Forlì, domenica 24 maggio. In una splendida e soleggiata domenica di Pentecoste, lo Spirito Santo ha soffiato forte nel cuore della comunità, sancendo un momento storico e attesissimo: la nascita ufficiale della nuova Parrocchia di San Giovanni Paolo II, nata dall’unione delle comunità dei Cappuccinini e di San Paolo.
L’evento, vissuto all’insegna della gioia, della memoria e della fraternità, si è articolato in due grandi momenti: la solenne celebrazione liturgica e la grande festa comunitaria.
La Santa Messa: memoria e annuncio del nuovo nome
La mattinata si è aperta nel grande cortile della Scuola De Amicis, trasformatosi per l’occasione in una suggestiva chiesa a cielo aperto. Circa 500 persone hanno preso parte alla Santa Messa solenne delle ore 11:00, unendo le voci e le preghiere in un’unica grande assemblea.

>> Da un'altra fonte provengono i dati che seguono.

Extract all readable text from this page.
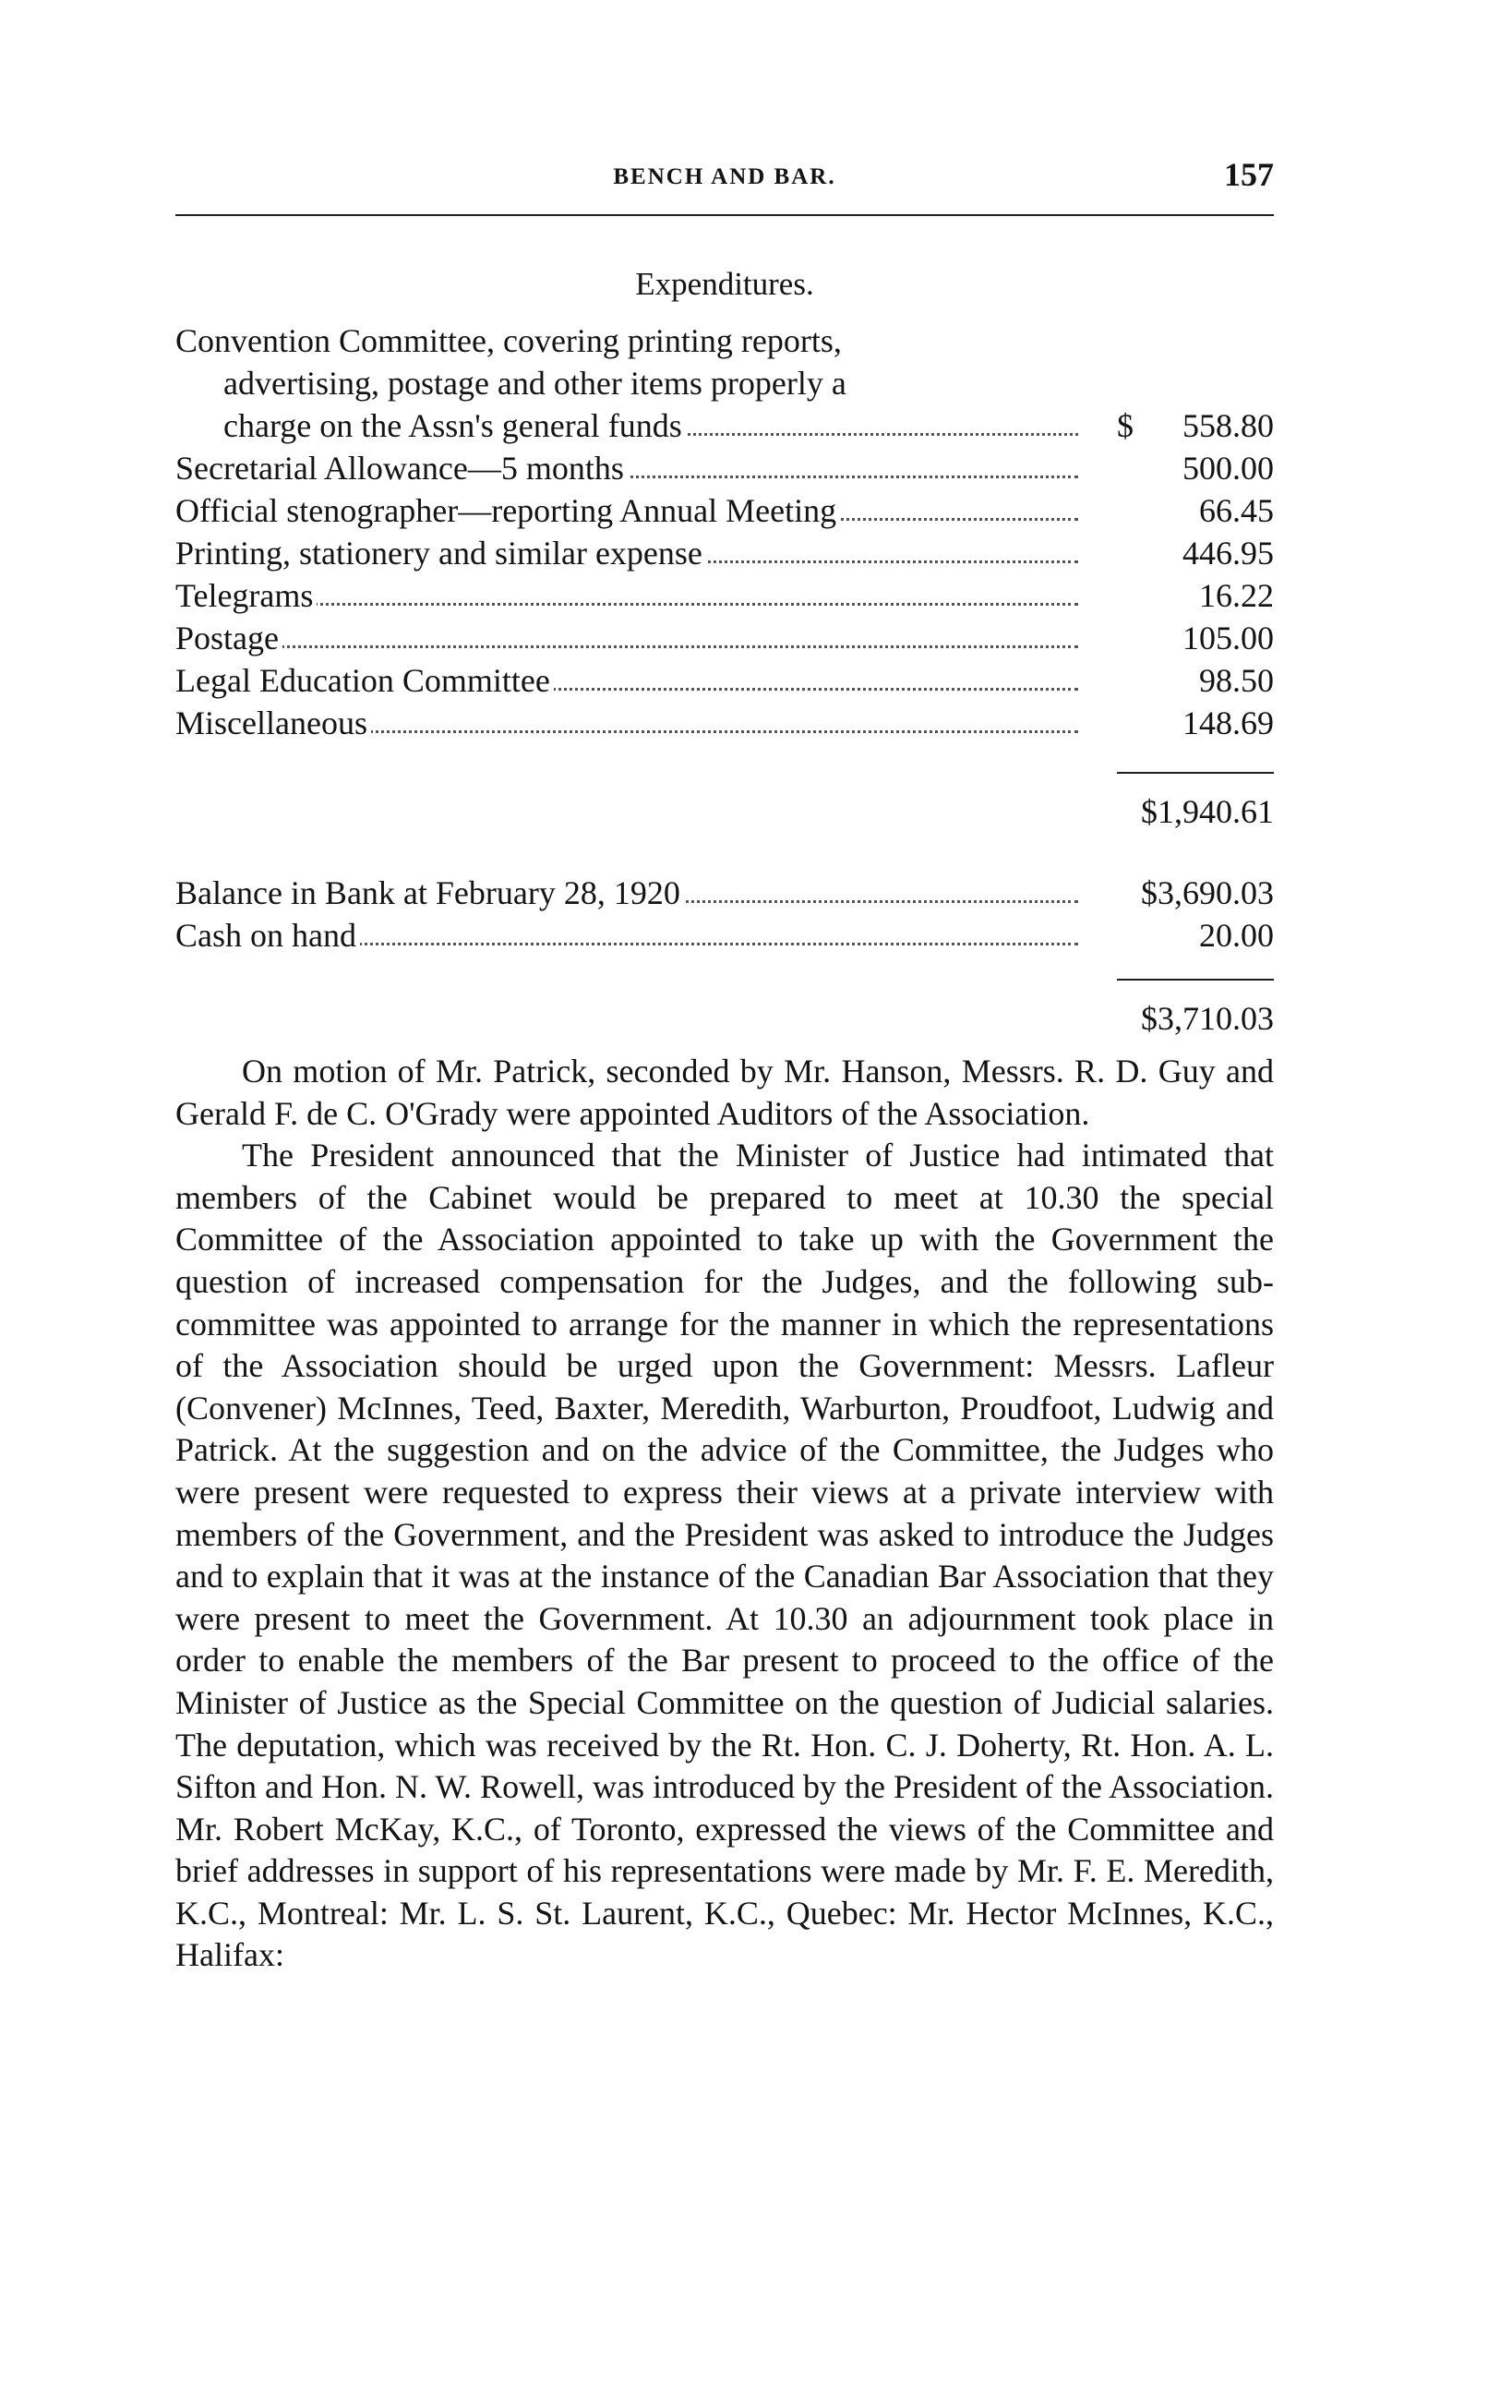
BENCH AND BAR.	157
Expenditures.
Convention Committee, covering printing reports,
advertising, postage and other items properly a
charge on the Assn's general funds	$ 558.80
Secretarial Allowance—5 months	500.00
Official stenographer—reporting Annual Meeting	66.45
Printing, stationery and similar expense	446.95
Telegrams	16.22
Postage	105.00
Legal Education Committee	98.50
Miscellaneous	148.69
$1,940.61
Balance in Bank at February 28, 1920	$3,690.03
Cash on hand	20.00
$3,710.03

On motion of Mr. Patrick, seconded by Mr. Hanson, Messrs. R. D. Guy and Gerald F. de C. O'Grady were appointed Auditors of the Association.

The President announced that the Minister of Justice had intimated that members of the Cabinet would be prepared to meet at 10.30 the special Committee of the Association appointed to take up with the Government the question of increased compensation for the Judges, and the following sub-committee was appointed to arrange for the manner in which the representations of the Association should be urged upon the Government: Messrs. Lafleur (Convener) McInnes, Teed, Baxter, Meredith, Warburton, Proudfoot, Ludwig and Patrick. At the suggestion and on the advice of the Committee, the Judges who were present were requested to express their views at a private interview with members of the Government, and the President was asked to introduce the Judges and to explain that it was at the instance of the Canadian Bar Association that they were present to meet the Government. At 10.30 an adjournment took place in order to enable the members of the Bar present to proceed to the office of the Minister of Justice as the Special Committee on the question of Judicial salaries. The deputation, which was received by the Rt. Hon. C. J. Doherty, Rt. Hon. A. L. Sifton and Hon. N. W. Rowell, was introduced by the President of the Association. Mr. Robert McKay, K.C., of Toronto, expressed the views of the Committee and brief addresses in support of his representations were made by Mr. F. E. Meredith, K.C., Montreal: Mr. L. S. St. Laurent, K.C., Quebec: Mr. Hector McInnes, K.C., Halifax:
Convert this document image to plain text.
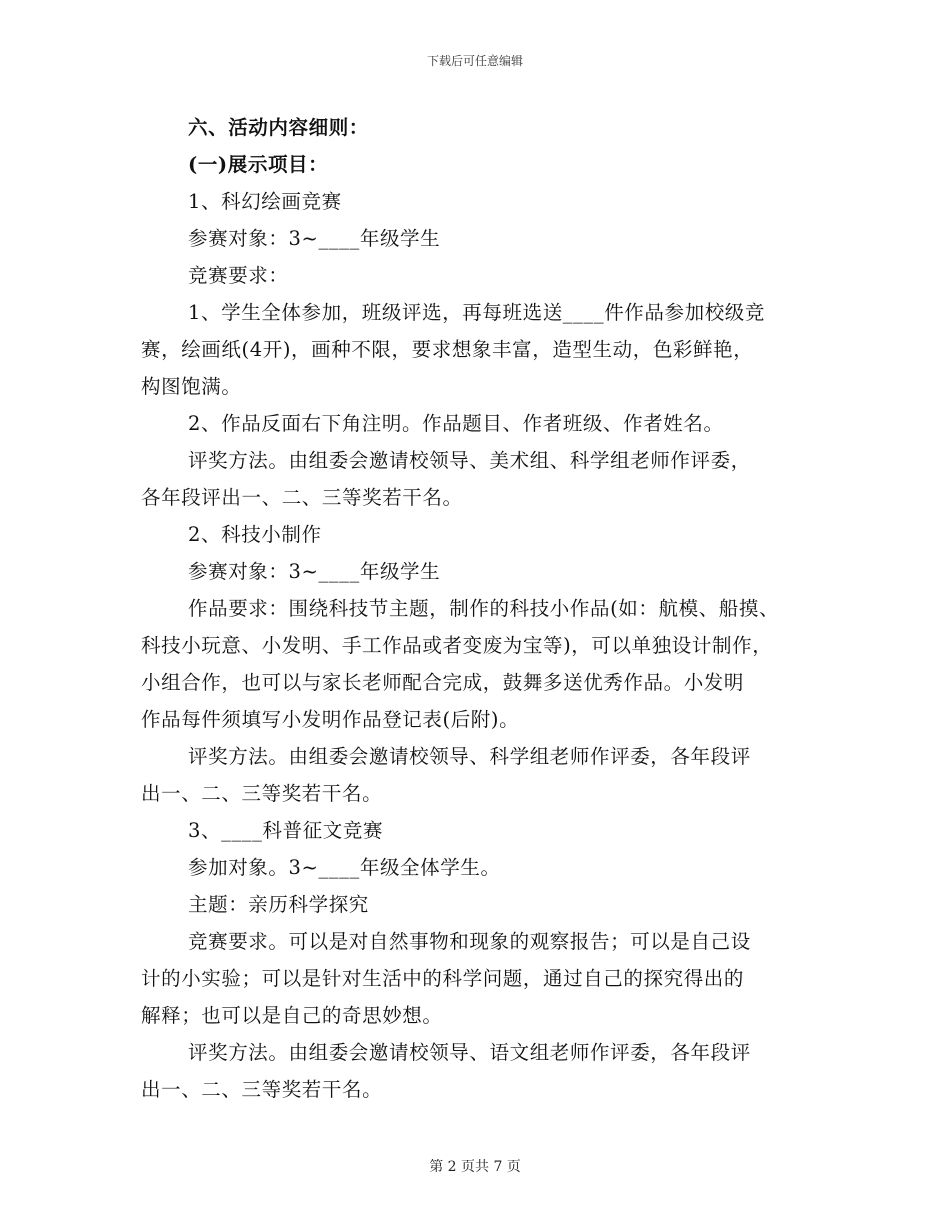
下载后可任意编辑
六、活动内容细则：
(一)展示项目：
1、科幻绘画竞赛
参赛对象：3~____年级学生
竞赛要求：
1、学生全体参加，班级评选，再每班选送____件作品参加校级竞
赛，绘画纸(4开)，画种不限，要求想象丰富，造型生动，色彩鲜艳，
构图饱满。
2、作品反面右下角注明。作品题目、作者班级、作者姓名。
评奖方法。由组委会邀请校领导、美术组、科学组老师作评委，
各年段评出一、二、三等奖若干名。
2、科技小制作
参赛对象：3~____年级学生
作品要求：围绕科技节主题，制作的科技小作品(如：航模、船摸、
科技小玩意、小发明、手工作品或者变废为宝等)，可以单独设计制作，
小组合作，也可以与家长老师配合完成，鼓舞多送优秀作品。小发明
作品每件须填写小发明作品登记表(后附)。
评奖方法。由组委会邀请校领导、科学组老师作评委，各年段评
出一、二、三等奖若干名。
3、____科普征文竞赛
参加对象。3~____年级全体学生。
主题：亲历科学探究
竞赛要求。可以是对自然事物和现象的观察报告；可以是自己设
计的小实验；可以是针对生活中的科学问题，通过自己的探究得出的
解释；也可以是自己的奇思妙想。
评奖方法。由组委会邀请校领导、语文组老师作评委，各年段评
出一、二、三等奖若干名。
第 2 页共 7 页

La celebrazione è stata presieduta dal parroco, don Carlo, affiancato dai collaboratori ordinati, dagli accoliti e dai ministranti, in una liturgia curata e profondamente partecipata. Durante l’omelia e le preghiere, la comunità ha voluto fare un tuffo grato nelle proprie radici, ricordando con commozione le figure storiche di tre stimati sacerdoti che hanno speso la vita per queste parrocchie: don Lucio, don Mino e don Amedeo.
Il momento più emozionante è arrivato al termine della liturgia, quando è stato ufficialmente proclamato il nome della nuova Parrocchia: San Giovanni Paolo II. Un annuncio accolto con calore e applausi, seguito da un momento di profonda devozione: la solenne benedizione con la reliquia del Santo Papa, che ha congedato e benedetto la folla presente.
Il pranzo e la festa sotto il tendone: allegria, musica e tradizione
Dallo spirito alla convivialità: terminata la liturgia, la festa si è spostata sotto il grande tendone allestito per l’occasione, dove circa 350 parrocchiani si sono accomodati per il pranzo comunitario.
La macchina organizzativa e del volontariato ha mostrato il volto più bello della nuova Unità Pastorale:
In cucina: Una straordinaria squadra di circa 25 cuoche e cuochi ha preparato un menù eccellente, celebrando i sapori della tradizione e della buona tavola.
Ai tavoli: Il servizio, impeccabile e sempre con il sorriso, è stato gestito da altrettanti giovani volenterosi provenienti dalle diverse associazioni parrocchiali, simbolo di una Chiesa giovane e attiva.
Il pomeriggio è poi volato via tra risate e intrattenimento. L’animazione ha visto scendere in pista una ventina di ballerini di rock’n’roll, che hanno contagiato tutti con la loro energia travolgente. Non sono mancate le tradizioni più amate del nostro territorio: la classica tombola comunitaria e l’immancabile e accanito torneo di marafone, che ha visto sfidarsi giovani e meno giovani.
Un bilancio di comunione
L’allegria contagiosa, l’ottimo cibo e la ricca animazione hanno fatto da perfetto collante, trasformando la giornata in un prezioso momento di amicizia tra le famiglie e i giovani. Questo 24 maggio non ha solo sancito un cambio di nome, ma ha coronato e rinforzato lo spirito di vera unità tra le due storiche realtà parrocchiali, oggi pronte a camminare insieme sotto lo sguardo di San Giovanni Paolo II.